SCRIPT: What’s the best advice you can give a writer from a career perspective?

Melody Jackson: The first 50 percent of building a career is to always keep working on your craft to create a great product. Once you have your first script ready to go, the second 50 percent is always continuing to market your work and yourself as a writer.

Here’s another tip: Pick one or two genres of story to specialize in, for branding purposes. If you focus on one or two related genres, you’ll get better at writing those, and you’ll also get the benefit of branding. Writers think that being well versed in many types of writing is a great idea, but that’s not so these days. Specializing. Niche. Branding. In screenwriting and everywhere else. That’s where the juice is.

Finally, you also have to be willing to put yourself at risk in your marketing — at risk for being criticized and rejected. At risk in investing money in marketing — just like in any business. You put yourself at risk that someone will steal your work. Do what you can to offset whatever risks you’re concerned about, then go for it. Too many writers sit and worry about this, that, and the other instead of taking action. Go for it!

There, you got several bits of my best advice.

SCRIPT: How important are the technical aspects -- formatting, good grammar, knowledge of industry standards -- when you read a script?

Melody Jackson: These elements are a barrier to entry. That means if you do them wrong, you lose your chance; if you do them right, it only gets you onto the field, it doesn’t actually do anything for you. A couple of mistakes are not going to get you trashed, by the way; but reading a script with lots of errors is endlessly annoying and distracting.

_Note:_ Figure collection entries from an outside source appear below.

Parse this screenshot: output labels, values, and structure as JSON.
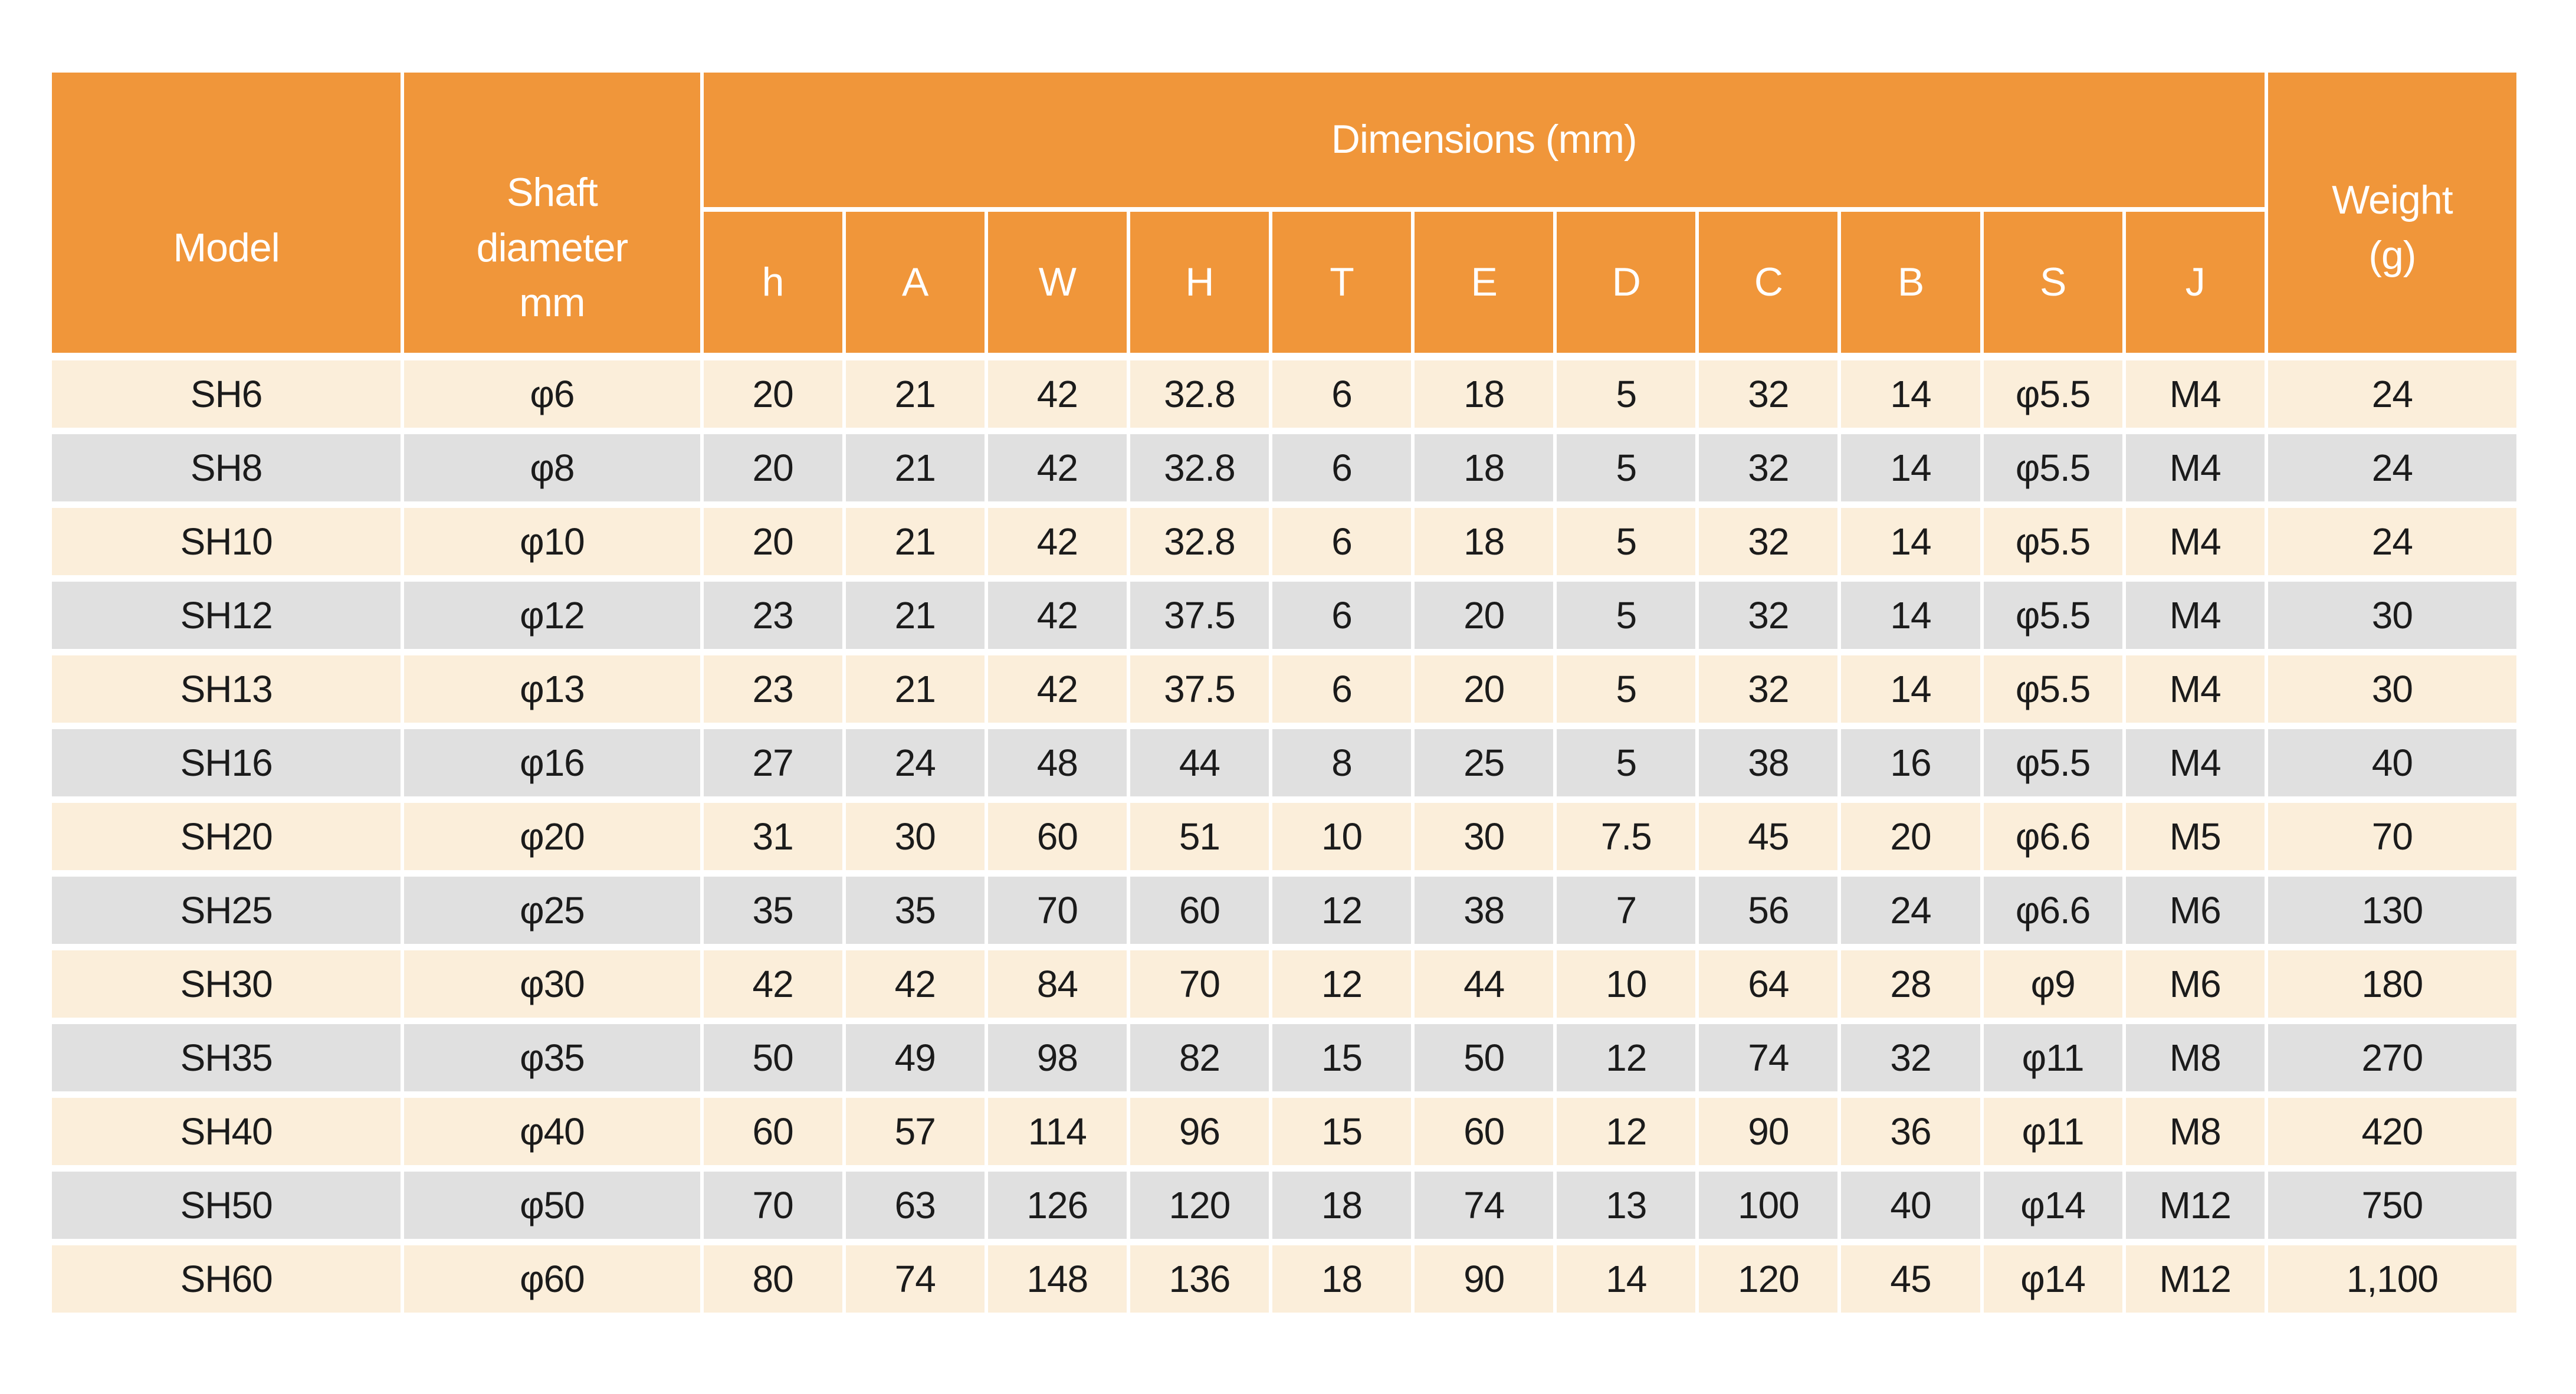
{
  "colors": {
    "header_bg": "#F0963A",
    "row_light_bg": "#FBEEDA",
    "row_gray_bg": "#E0E0E0",
    "grid_line": "#FFFFFF",
    "header_text": "#FFFFFF",
    "data_text": "#1B1B1B"
  },
  "table": {
    "header": {
      "model_label": "Model",
      "shaft_label": "Shaft diameter mm",
      "dimensions_label": "Dimensions (mm)",
      "dim_columns": [
        "h",
        "A",
        "W",
        "H",
        "T",
        "E",
        "D",
        "C",
        "B",
        "S",
        "J"
      ],
      "weight_label": "Weight (g)"
    },
    "rows": [
      {
        "model": "SH6",
        "shaft_diameter": "φ6",
        "dims": [
          "20",
          "21",
          "42",
          "32.8",
          "6",
          "18",
          "5",
          "32",
          "14",
          "φ5.5",
          "M4"
        ],
        "weight": "24"
      },
      {
        "model": "SH8",
        "shaft_diameter": "φ8",
        "dims": [
          "20",
          "21",
          "42",
          "32.8",
          "6",
          "18",
          "5",
          "32",
          "14",
          "φ5.5",
          "M4"
        ],
        "weight": "24"
      },
      {
        "model": "SH10",
        "shaft_diameter": "φ10",
        "dims": [
          "20",
          "21",
          "42",
          "32.8",
          "6",
          "18",
          "5",
          "32",
          "14",
          "φ5.5",
          "M4"
        ],
        "weight": "24"
      },
      {
        "model": "SH12",
        "shaft_diameter": "φ12",
        "dims": [
          "23",
          "21",
          "42",
          "37.5",
          "6",
          "20",
          "5",
          "32",
          "14",
          "φ5.5",
          "M4"
        ],
        "weight": "30"
      },
      {
        "model": "SH13",
        "shaft_diameter": "φ13",
        "dims": [
          "23",
          "21",
          "42",
          "37.5",
          "6",
          "20",
          "5",
          "32",
          "14",
          "φ5.5",
          "M4"
        ],
        "weight": "30"
      },
      {
        "model": "SH16",
        "shaft_diameter": "φ16",
        "dims": [
          "27",
          "24",
          "48",
          "44",
          "8",
          "25",
          "5",
          "38",
          "16",
          "φ5.5",
          "M4"
        ],
        "weight": "40"
      },
      {
        "model": "SH20",
        "shaft_diameter": "φ20",
        "dims": [
          "31",
          "30",
          "60",
          "51",
          "10",
          "30",
          "7.5",
          "45",
          "20",
          "φ6.6",
          "M5"
        ],
        "weight": "70"
      },
      {
        "model": "SH25",
        "shaft_diameter": "φ25",
        "dims": [
          "35",
          "35",
          "70",
          "60",
          "12",
          "38",
          "7",
          "56",
          "24",
          "φ6.6",
          "M6"
        ],
        "weight": "130"
      },
      {
        "model": "SH30",
        "shaft_diameter": "φ30",
        "dims": [
          "42",
          "42",
          "84",
          "70",
          "12",
          "44",
          "10",
          "64",
          "28",
          "φ9",
          "M6"
        ],
        "weight": "180"
      },
      {
        "model": "SH35",
        "shaft_diameter": "φ35",
        "dims": [
          "50",
          "49",
          "98",
          "82",
          "15",
          "50",
          "12",
          "74",
          "32",
          "φ11",
          "M8"
        ],
        "weight": "270"
      },
      {
        "model": "SH40",
        "shaft_diameter": "φ40",
        "dims": [
          "60",
          "57",
          "114",
          "96",
          "15",
          "60",
          "12",
          "90",
          "36",
          "φ11",
          "M8"
        ],
        "weight": "420"
      },
      {
        "model": "SH50",
        "shaft_diameter": "φ50",
        "dims": [
          "70",
          "63",
          "126",
          "120",
          "18",
          "74",
          "13",
          "100",
          "40",
          "φ14",
          "M12"
        ],
        "weight": "750"
      },
      {
        "model": "SH60",
        "shaft_diameter": "φ60",
        "dims": [
          "80",
          "74",
          "148",
          "136",
          "18",
          "90",
          "14",
          "120",
          "45",
          "φ14",
          "M12"
        ],
        "weight": "1,100"
      }
    ]
  }
}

The funny thing is that it’s not so much that I, or any other reader, cares about the grammar and formatting, but when I see so many errors it’s hard to concentrate on what I’m reading. If your formatting and grammar are off too much, it instantly suggests you’re not a professional. Hire a proofreader if you need to. Don’t freak about it, but learn grammar and formatting, have someone review your script for you, do it properly. Having too many mistakes in this area is inexcusable.

SCRIPT: A final word of advice to aspiring screenwriters everywhere?

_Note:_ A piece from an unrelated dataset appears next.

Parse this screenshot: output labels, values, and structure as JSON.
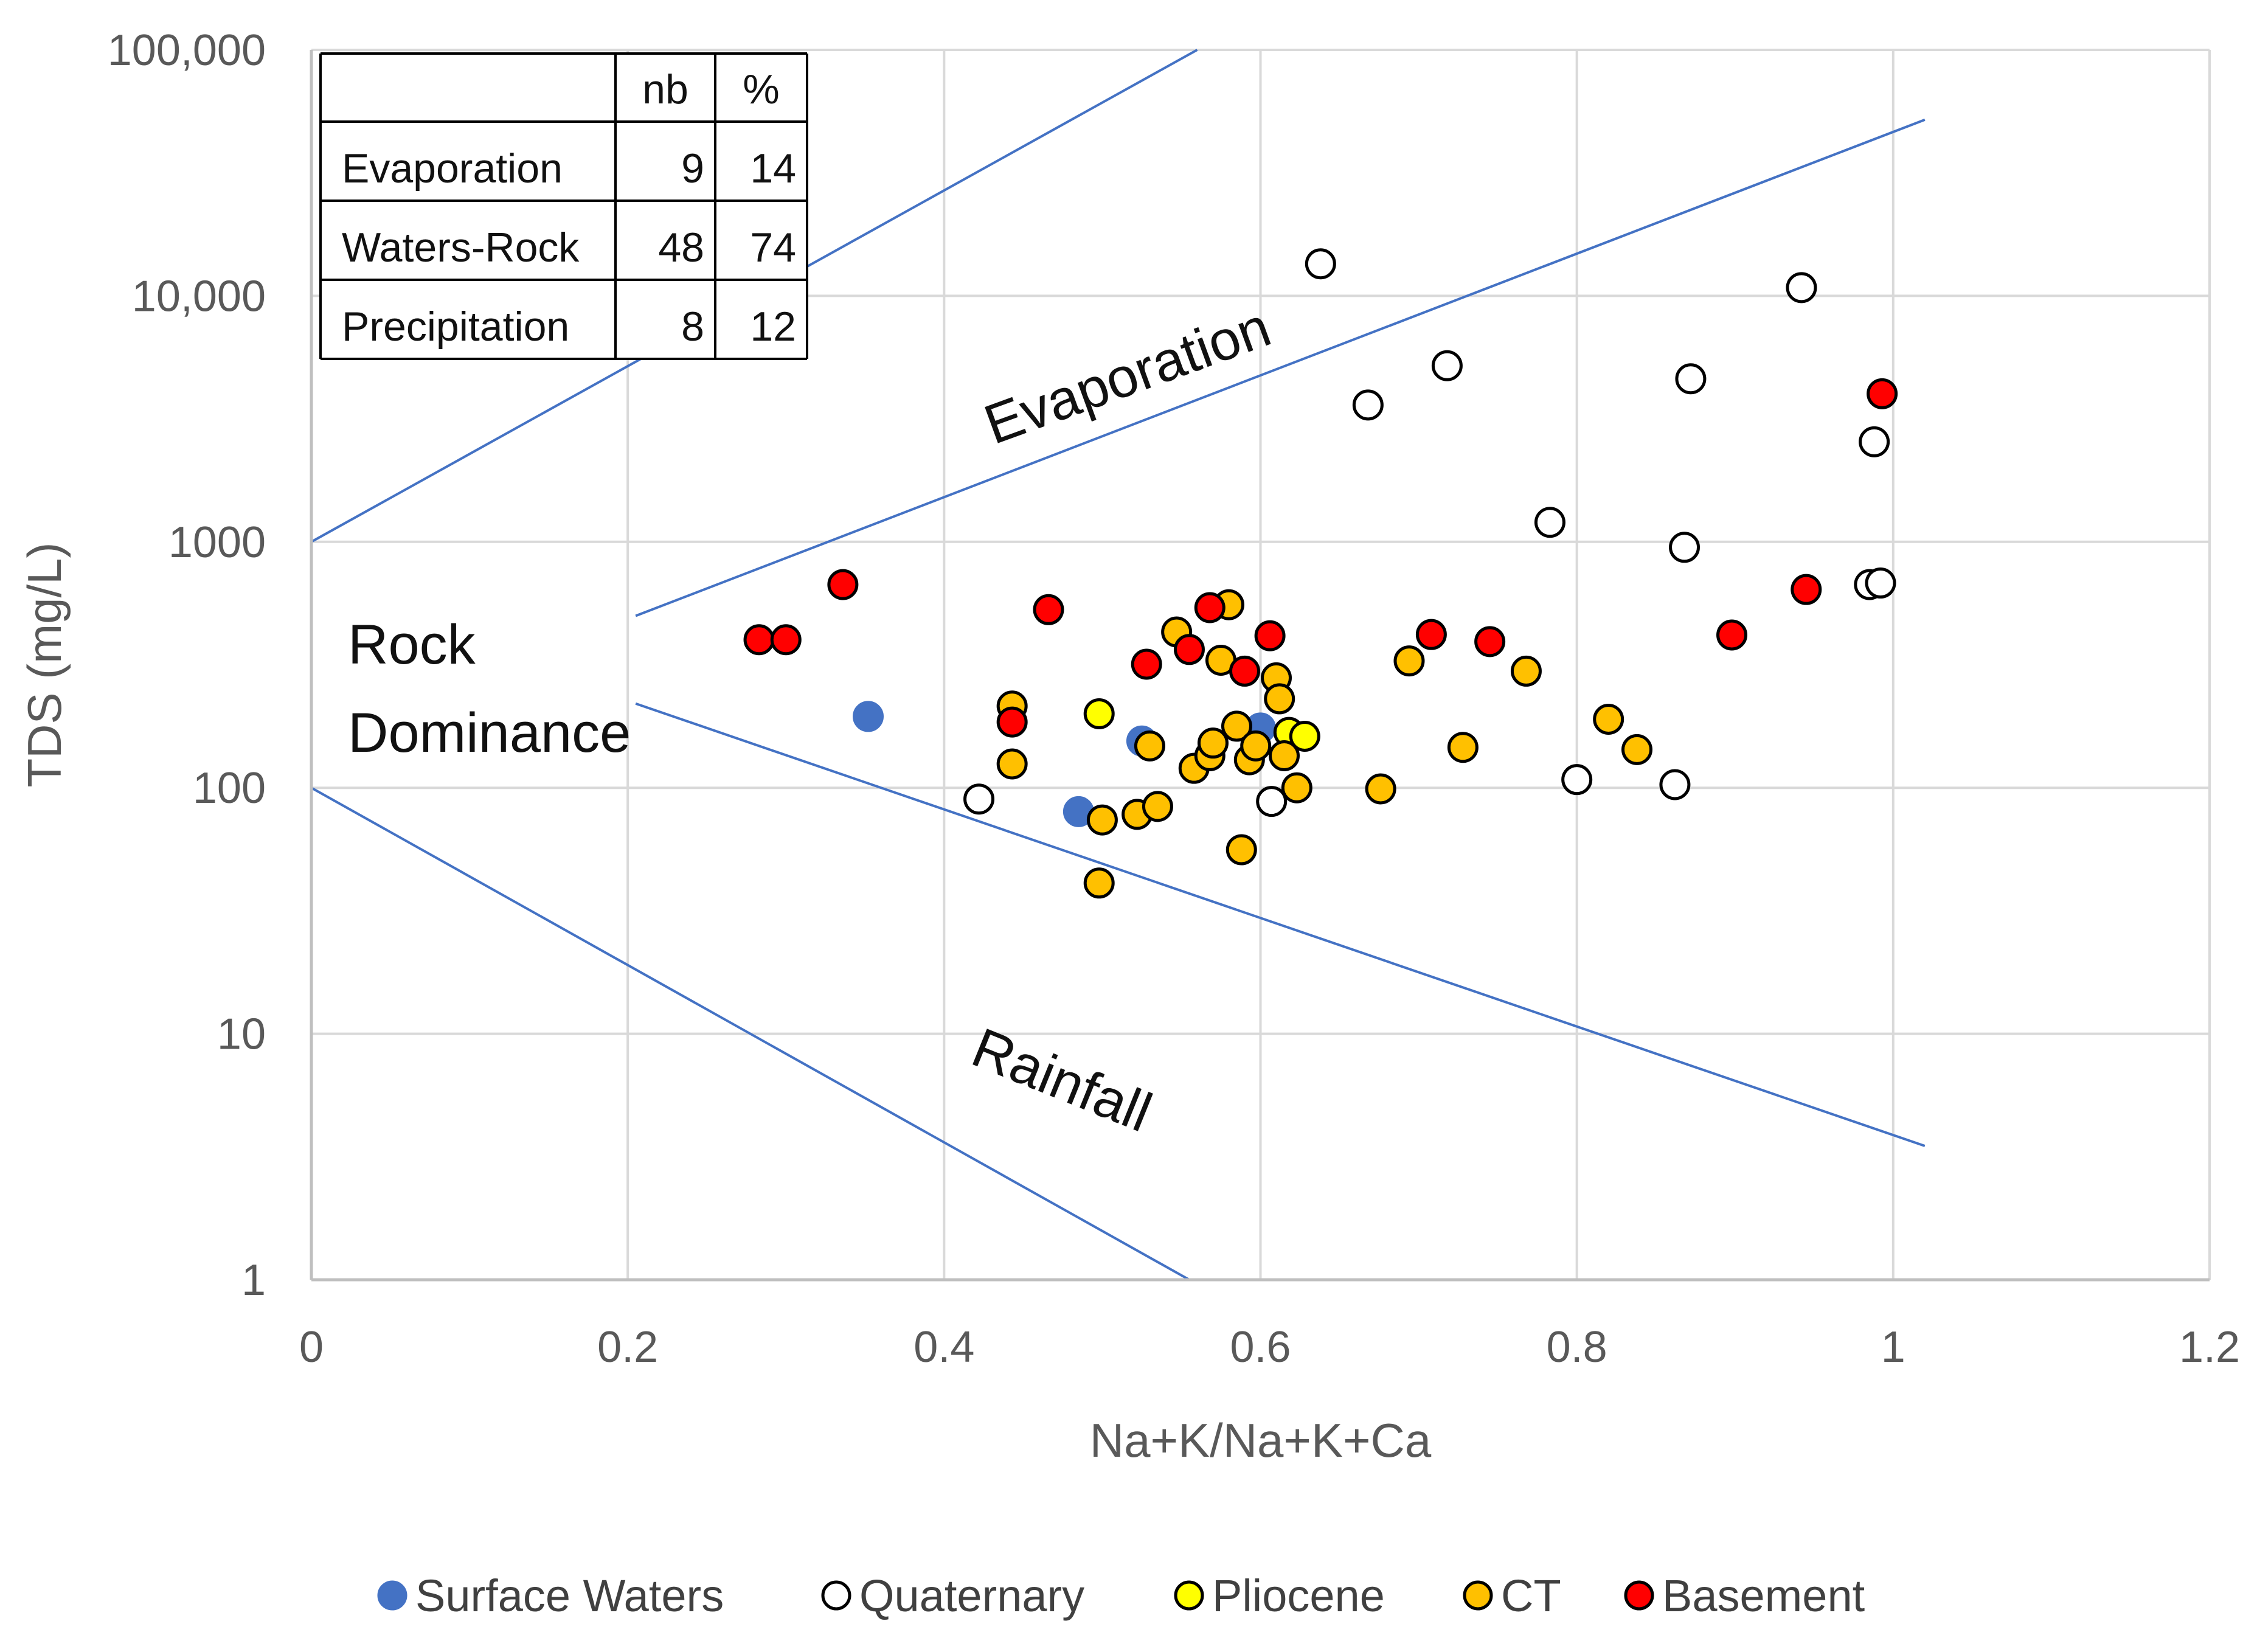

Melody Jackson: Be willing to rewrite. And rewrite. And rewrite. And if you do that and get your script to a very high quality, then be willing to market and pitch, pitch and market some more.

I’ve worked with a number of writers over the years, of whom I am so proud because they really did put in the work. I was very inspired by them, their work ethic, their coach-ability, their talent, and their passion. I know that if they keep marketing their work and pursuing their careers long enough, they will become working screenwriters and maybe even get the big million-dollar payday. But they will have to be persistent.

Always be improving your craft, creating more product, and marketing and pitching and getting your work out there.

SCRIPT: How will Smart Girls' partnership with ScriptXpert benefit writers?

Melody Jackson: The greatest benefit is that if ScriptXpert thinks you have a great script, then Smart Girls Productions will help you target the right people and market your script to Hollywood to get it read. Having a “Recommend” from a top company like Final Draft, Inc. and utilizing the marketing expertise of Smart Girls Productions gives you a pathway to the contacts in Hollywood who could option or buy your script.

Smart Girls Productions, Script, and Final Draft are obviously in business because of writers (actually all of Hollywood is, for that matter)! With this partnership we’ve created, it’s a way for a few of the writers who have put the work in on their scripts to make them great. It’s also a great way for us to be able to give back to the writers we serve. Those who get recommended benefit from our mission!